The two of them collaborate in secret on a screenplay and it appears Whitfield wants to do more than just write with Alma. Not surprisingly Hitch finds this out, is none to happy about it and it soon culminates into one of those scenes they show at the Oscars when actors are nominated for their performance in a film. They weren’t by the way – Hitchcock just got a hair and makeup nomination.
I don’t know why they decided to go this route with the film. In fact this whole Alma storyline is so banal and uninspired that it had me pleading for them to get back to the studio and making Psycho. That’s where the real fun is.
I would have preferred the movie had focused on anyone else during these Alma/Whitfield scenes. These take up a good chunk of time. They’re meant to throw some additional pressure on Hitch during this tense period. Quite frankly he had much more captivating things to deal with than this silly suspected affair storyline adding to it and it takes away the focus from making his movie.
The screenwriter of Pyscho Joseph Stefano (Macchio) is featured in one brief scene at the start of the production. Hitch doesn’t quite understand him, but decides to use him to write Psycho because of him being in analysis and having mother issues. It looked to be a promising setup to see the working relationship between these two opposite personalities, but we never see Stefano again.
I would have been more curious to see how Hitchcock and Stefano worked together than seeing Huston entice Mirren to his beach bungalow.
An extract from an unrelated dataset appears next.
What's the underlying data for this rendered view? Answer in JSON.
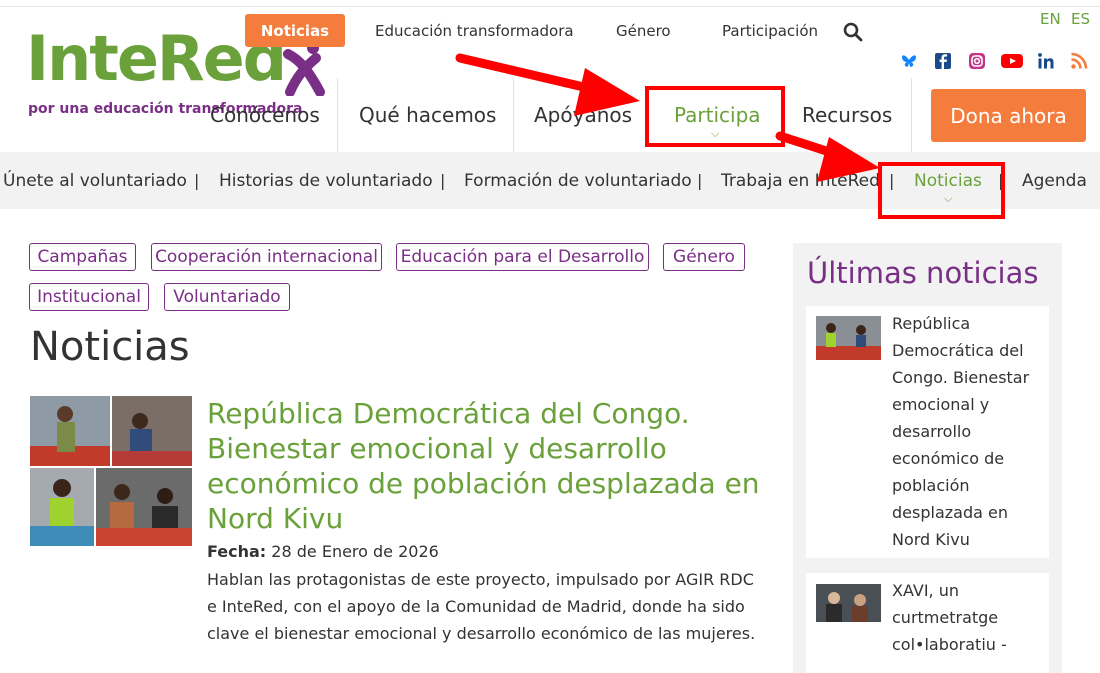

When I eventually rematch Hitchcock these are the scenes I’ll be fast-forwarding through.
Alma was surely a partner with Hitchcock in the making of his films. She did uncredited script writing, took charge when Hitch is sick, helped with the editing and was supportive and helpful with everything he did.
It seemed extremely corny to give her this insipid story of having secret rendezvous’ with a young screenwriter to make Hitch come around in the end and finally appreciate her in order to mirror the success of Psycho. The triumph of his film would have been enough.
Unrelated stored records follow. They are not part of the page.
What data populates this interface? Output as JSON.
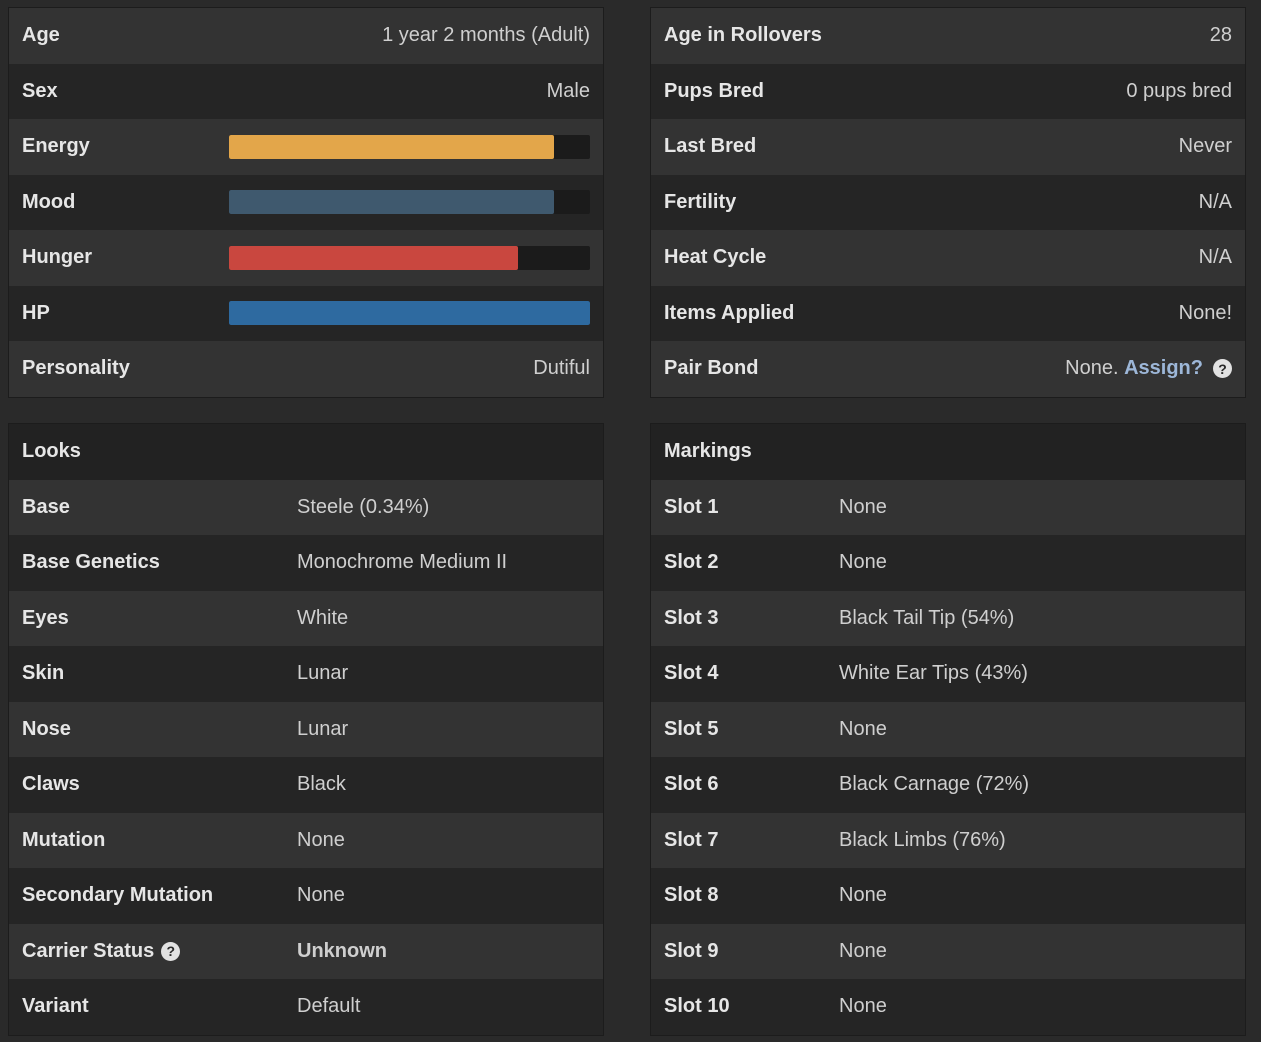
{
  "stats": {
    "age": {
      "label": "Age",
      "value": "1 year 2 months (Adult)"
    },
    "sex": {
      "label": "Sex",
      "value": "Male"
    },
    "energy": {
      "label": "Energy",
      "percent": 90,
      "color": "#e3a64a"
    },
    "mood": {
      "label": "Mood",
      "percent": 90,
      "color": "#3f596e"
    },
    "hunger": {
      "label": "Hunger",
      "percent": 80,
      "color": "#c9473f"
    },
    "hp": {
      "label": "HP",
      "percent": 100,
      "color": "#2e6aa0"
    },
    "personality": {
      "label": "Personality",
      "value": "Dutiful"
    }
  },
  "breeding": {
    "rollovers": {
      "label": "Age in Rollovers",
      "value": "28"
    },
    "pups": {
      "label": "Pups Bred",
      "value": "0 pups bred"
    },
    "last_bred": {
      "label": "Last Bred",
      "value": "Never"
    },
    "fertility": {
      "label": "Fertility",
      "value": "N/A"
    },
    "heat": {
      "label": "Heat Cycle",
      "value": "N/A"
    },
    "items": {
      "label": "Items Applied",
      "value": "None!"
    },
    "pair_bond": {
      "label": "Pair Bond",
      "value": "None.",
      "link": "Assign?",
      "help_icon": "question-circle-icon"
    }
  },
  "looks": {
    "title": "Looks",
    "rows": [
      {
        "label": "Base",
        "value": "Steele (0.34%)"
      },
      {
        "label": "Base Genetics",
        "value": "Monochrome Medium II"
      },
      {
        "label": "Eyes",
        "value": "White"
      },
      {
        "label": "Skin",
        "value": "Lunar"
      },
      {
        "label": "Nose",
        "value": "Lunar"
      },
      {
        "label": "Claws",
        "value": "Black"
      },
      {
        "label": "Mutation",
        "value": "None"
      },
      {
        "label": "Secondary Mutation",
        "value": "None"
      },
      {
        "label": "Carrier Status",
        "value": "Unknown",
        "help_icon": "question-circle-icon"
      },
      {
        "label": "Variant",
        "value": "Default"
      }
    ]
  },
  "markings": {
    "title": "Markings",
    "rows": [
      {
        "label": "Slot 1",
        "value": "None"
      },
      {
        "label": "Slot 2",
        "value": "None"
      },
      {
        "label": "Slot 3",
        "value": "Black Tail Tip (54%)"
      },
      {
        "label": "Slot 4",
        "value": "White Ear Tips (43%)"
      },
      {
        "label": "Slot 5",
        "value": "None"
      },
      {
        "label": "Slot 6",
        "value": "Black Carnage (72%)"
      },
      {
        "label": "Slot 7",
        "value": "Black Limbs (76%)"
      },
      {
        "label": "Slot 8",
        "value": "None"
      },
      {
        "label": "Slot 9",
        "value": "None"
      },
      {
        "label": "Slot 10",
        "value": "None"
      }
    ]
  }
}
I’m criticizing the movie for what it isn’t and what it didn’t do. I guess I had a different version of Hitchcock in mind. It wasn’t fair that the trailer for the film sold it strictly as the making of Psycho. They slyly highlighted that part and ignored the whole suspected affair subplot. I still think if they wanted to feature Alma and show how important she was to both Hitchcock’s professional and personal life they could have done it in a much better way.
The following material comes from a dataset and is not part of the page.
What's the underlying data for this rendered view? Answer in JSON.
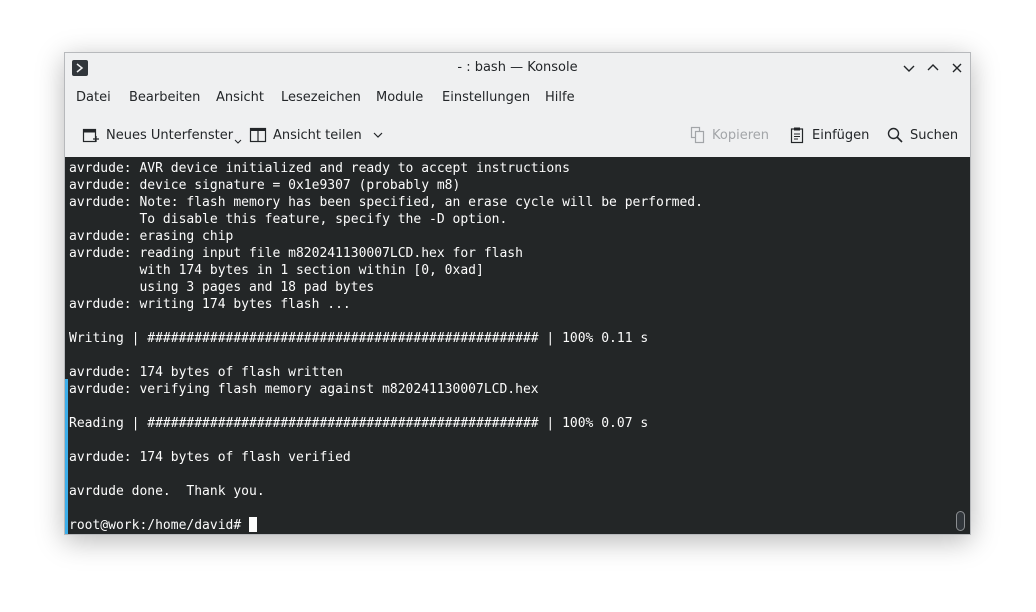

It’s ironic for a film documenting the making of one of the most groundbreaking motion pictures in history, it has the most cliched, dull story sitting in the middle of it.
So the film sort of equals out as a ‘good’ flick. Obviously the good was the account of Hitchcock at work. All the happenings that were taking place to make Psycho a reality is the real treat and fans should enjoy watching Hopkins’ Hitchcock making his movie.
The film could have just been that and I think it could have really been a much more entertaining film. I think there’s enough drama there to have made a compelling story on its own. It certainly didn’t need the silly Hitchcock/Alma/Whitfield love triangle, which is completely forgettable and deserves to be taken to the showers.
Will the real Alfred Hitchcock please stand up, too bad the filmmakers started to turned him into a parody making a fool of himself just for laughs thanks to both the likes of Anthony Hopkins and Toby Jones, but Hopkins' Hitchcock film here is a soap opera, it stopped being interesting, and it started being most boring. Hitchcock's one of the most standout directors of thriller films in Hollywood history. Some people know about his life, while others don’t. Nevertheless, film enthusiasts everywhere clamber to find the next Hitchcock, wherever he or she may be. The thing is, there can only be one Hitchcock, and no one else can come close to the kind of oddball man that he surely was!